Functional consequences of lidocaine binding to slow-inactivated sodium channels

Abstract

Na channels open upon depolarization but then enter inactivated states from which they cannot readily reopen. After brief depolarizations, native channels enter a fast inactivated state from which recovery at hyperpolarized potentials is rapid (<20 ms). Prolonged depolarization induces a slow- inactivated state that requires much longer periods for recovery (> 1 s). The slow-inactivated state therefore assumes particular importance in phatological conditions, such as ischemia, in which tissues are depolarized for prolonged periods. While use-dependent block of Na channels, the potential contribution of slow-inactivated channels has been ignored. The principal (α) subunits from skeletal muscle or brain Na channels display anomalous gating behavior when expressed in Xenopus oocytes, with a high percentage entering slow-inactivated states after brief depolarizations. This enhanced slow inactivation is eliminated by coexpressing the α subunit with the subsidiary β1 subunit. We compared the lidocaine sensitivity of α subunits expressed in the presence and absence of the β1 subunit to determine the relative contributions of fast-inactivated and slow-inactivated channel block. Coexpression of β1 inhibited the use-dependent accumulation of lidocaine block during repetitive (I-Hz) depolarizations from - 100 to - 20 mV. Therefore, the time required for recovery from inactivated channel block was measured at - 100 mV. Fast-inactivated (α + β1) channels were mostly unblocked within 1 s of repolarization; however, slow-inactivated (α alone) channels remained blocked for much longer repriming intervals (>5 s).

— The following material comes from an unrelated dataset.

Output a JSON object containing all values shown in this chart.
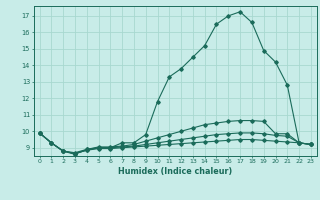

The affinity of the slow-inactivated state for lidocaine was estimated to be 15-25 μM, versus 24 μM for the fast-inactivated state. We conclude that slow-inactivated Na channels are blocked by lidocained with an affinity comparable to that of fast-inactivated channels. A prominent functional consequence is potentiation of use-dependent block through a delay in repriming of lidocaine-bound slow-inactivated channels.